ビンゴー・キッドの洋書日記

英米を中心に現代から古典まで、海外の作品を英語で読み、論評をくわえるブログです

José Saramago の “Blindness”(2)

 きょうの午前中、4回目のコロナワクチン接種を受けた。2・3回目のときの副反応からして、今回も8度以上の熱が出そう。なんだかもう頭がボンヤリする。ひどくならないうちに手っとりばやく記事を書いておこう。
 表題作は以前から、タイトルどおり、「ある日突然人びとがつぎつぎに失明する」という大筋だけ知っていた。へえ、フシギな話だな、いったいテーマはなんだろうと気になっていたが、まさか昨今のコロナ渦に直結する内容だとは夢にも思わなかった。
 似たような設定のSFに、『トリフィド時代』(1951)という作品がある。流星雨を見た世界中の人びとが視力をうしなったところへ、旧ソ連がひそかに開発していた新種の植物の種子が、飛行機事故のため全世界に拡散。それがトリフィドという巨大な食肉植物に成長し、盲目となった人びとに、つぎつぎに襲いかかる。

 この映画の予告編で見たトリフィドの姿はとても恐ろしく、邦訳で読んだ原作(旧題は『トリフィドの日』)もかなり面白かった。だから、ポルトガルノーベル賞作家 José Saramago(1922 – 2010)が書いた "Blindness"(1995, 英訳1997)のほうは、『トリフィド時代』とどこがどうちがうんだろう、という関心もあった。

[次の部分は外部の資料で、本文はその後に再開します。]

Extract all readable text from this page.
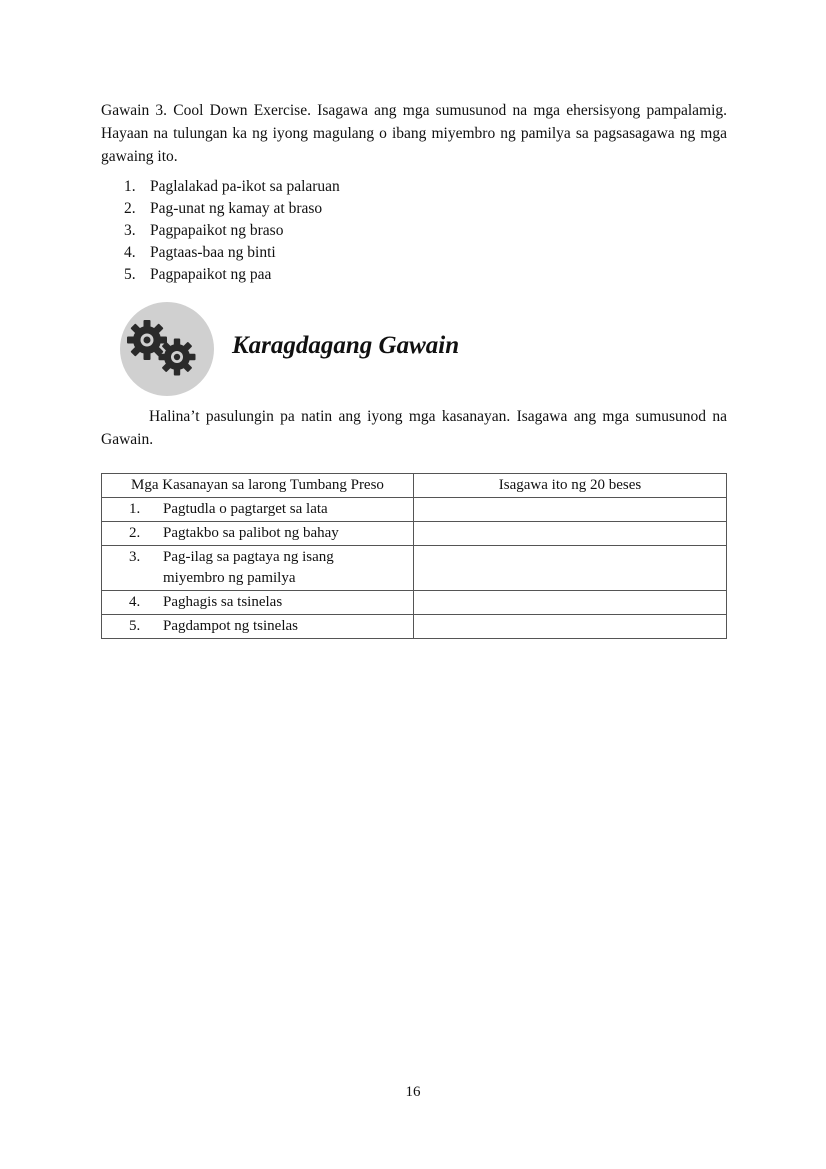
Gawain 3. Cool Down Exercise. Isagawa ang mga sumusunod na mga ehersisyong pampalamig. Hayaan na tulungan ka ng iyong magulang o ibang miyembro ng pamilya sa pagsasagawa ng mga gawaing ito.

1. Paglalakad pa-ikot sa palaruan
2. Pag-unat ng kamay at braso
3. Pagpapaikot ng braso
4. Pagtaas-baa ng binti
5. Pagpapaikot ng paa
Karagdagang Gawain

Halina’t pasulungin pa natin ang iyong mga kasanayan. Isagawa ang mga sumusunod na Gawain.

Mga Kasanayan sa larong Tumbang Preso	Isagawa ito ng 20 beses

1. Pagtudla o pagtarget sa lata	

2. Pagtakbo sa palibot ng bahay	

3. Pag-ilag sa pagtaya ng isang miyembro ng pamilya	

4. Paghagis sa tsinelas	

5. Pagdampot ng tsinelas	

16
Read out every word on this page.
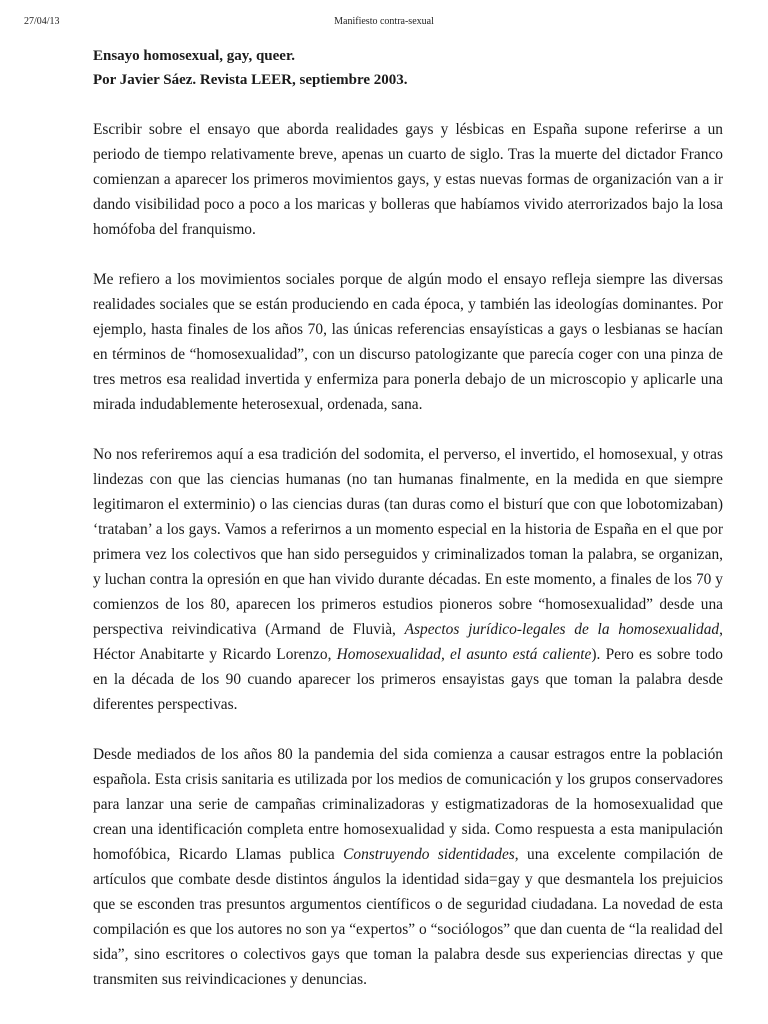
27/04/13	Manifiesto contra-sexual
Ensayo homosexual, gay, queer.
Por Javier Sáez. Revista LEER, septiembre 2003.

Escribir sobre el ensayo que aborda realidades gays y lésbicas en España supone referirse a un periodo de tiempo relativamente breve, apenas un cuarto de siglo. Tras la muerte del dictador Franco comienzan a aparecer los primeros movimientos gays, y estas nuevas formas de organización van a ir dando visibilidad poco a poco a los maricas y bolleras que habíamos vivido aterrorizados bajo la losa homófoba del franquismo.

Me refiero a los movimientos sociales porque de algún modo el ensayo refleja siempre las diversas realidades sociales que se están produciendo en cada época, y también las ideologías dominantes. Por ejemplo, hasta finales de los años 70, las únicas referencias ensayísticas a gays o lesbianas se hacían en términos de “homosexualidad”, con un discurso patologizante que parecía coger con una pinza de tres metros esa realidad invertida y enfermiza para ponerla debajo de un microscopio y aplicarle una mirada indudablemente heterosexual, ordenada, sana.

No nos referiremos aquí a esa tradición del sodomita, el perverso, el invertido, el homosexual, y otras lindezas con que las ciencias humanas (no tan humanas finalmente, en la medida en que siempre legitimaron el exterminio) o las ciencias duras (tan duras como el bisturí que con que lobotomizaban) ‘trataban’ a los gays. Vamos a referirnos a un momento especial en la historia de España en el que por primera vez los colectivos que han sido perseguidos y criminalizados toman la palabra, se organizan, y luchan contra la opresión en que han vivido durante décadas. En este momento, a finales de los 70 y comienzos de los 80, aparecen los primeros estudios pioneros sobre “homosexualidad” desde una perspectiva reivindicativa (Armand de Fluvià, Aspectos jurídico-legales de la homosexualidad, Héctor Anabitarte y Ricardo Lorenzo, Homosexualidad, el asunto está caliente). Pero es sobre todo en la década de los 90 cuando aparecer los primeros ensayistas gays que toman la palabra desde diferentes perspectivas.

Desde mediados de los años 80 la pandemia del sida comienza a causar estragos entre la población española. Esta crisis sanitaria es utilizada por los medios de comunicación y los grupos conservadores para lanzar una serie de campañas criminalizadoras y estigmatizadoras de la homosexualidad que crean una identificación completa entre homosexualidad y sida. Como respuesta a esta manipulación homofóbica, Ricardo Llamas publica Construyendo sidentidades, una excelente compilación de artículos que combate desde distintos ángulos la identidad sida=gay y que desmantela los prejuicios que se esconden tras presuntos argumentos científicos o de seguridad ciudadana. La novedad de esta compilación es que los autores no son ya “expertos” o “sociólogos” que dan cuenta de “la realidad del sida”, sino escritores o colectivos gays que toman la palabra desde sus experiencias directas y que transmiten sus reivindicaciones y denuncias.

 相違点のひとつは、「盲人たちを襲うのが食肉植物という人間以外の存在ではなく、人間自身であること」。具体的にはまず、赤信号で停車中のドライバーが突然失明したあと、ドライバーの妻や、彼を診察した眼科医など、周囲の人びとがつぎつぎに盲目となる。その結果、「政府は失明の伝染性を疑い患者や濃厚接触者を隔離する」。
 この隔離体制が非常に厳格で、某国の大都市のロックダウンそっくり、いやそれ以上だ。なにしろ軍が出動し、被隔離者が施設から出ないように四六時中監視。直接的な接触を避けながら食料を届けるというもので、おのずと配給量は不足し、遅配も生じた結果、「施設内で食料の争奪戦が勃発。また監視中の兵士がパニックを起こして銃を乱射する」。
 レビューではカットしたが、この「盲目病患者」たちはトイレがどこにあるかわからない。わかっていてもたどり着けない。そのため施設内では深刻な衛生問題も発生する。わかりやすくいえば、どこもかしこもクソだらけ。こう書くと笑い話に聞こえるが、実際はたいへんな事態だ。これと食糧問題、それからもちろん生存の問題は、大災害や戦争などで一般市民が直面する典型的な危機である。
 つまり当初、「盲目病」というアイデアは奇抜で非現実的なものに思えるが、やがてそれがすこぶる現実的な設定だったことがわかる。ゆえにこうした「危機にさいして本能的、動物的に行動する人びとの姿」も非常に説得力がある。まずオレに食うものをくれ、というのは善悪を超えたエゴイズムの発露だろう。善悪は、エゴイズムをどうコントロールするかによって決まる。上の眼科医の妻はこう述べる。If we cannot live entirely like human beings, at least let us do everything in our power not to live entirely like animals.(p.111)
 この妻に賛同する人びともいる一方、もちろん entirely like animals という人びともいて、本来ひとりの心のなかにある「理性と本能、良心と欲望のせめぎあい」が表面化。いわば良心派と野獣派の衝突も起こり、それがますます混乱に拍車をかけている。これまた現実にじゅうぶん起こりうる事態であり、The doctor's wife said to her husband, The whole world is right here.(p.94)
 このように、「危機を通じて人間性の本質が露呈するところに、上の娯楽作品(『トリフィド時代』)との決定的なちがいがある」。むろん『トリフィド時代』でも人間がどんなものかは描かれていたはずだけど、少なくともそれがテーマではなかったようだ。
 あとまだひとつ重要な相違点があるのだけど、ここまででずいぶん長くなってしまった。つづきは副反応がおさまったときにでも。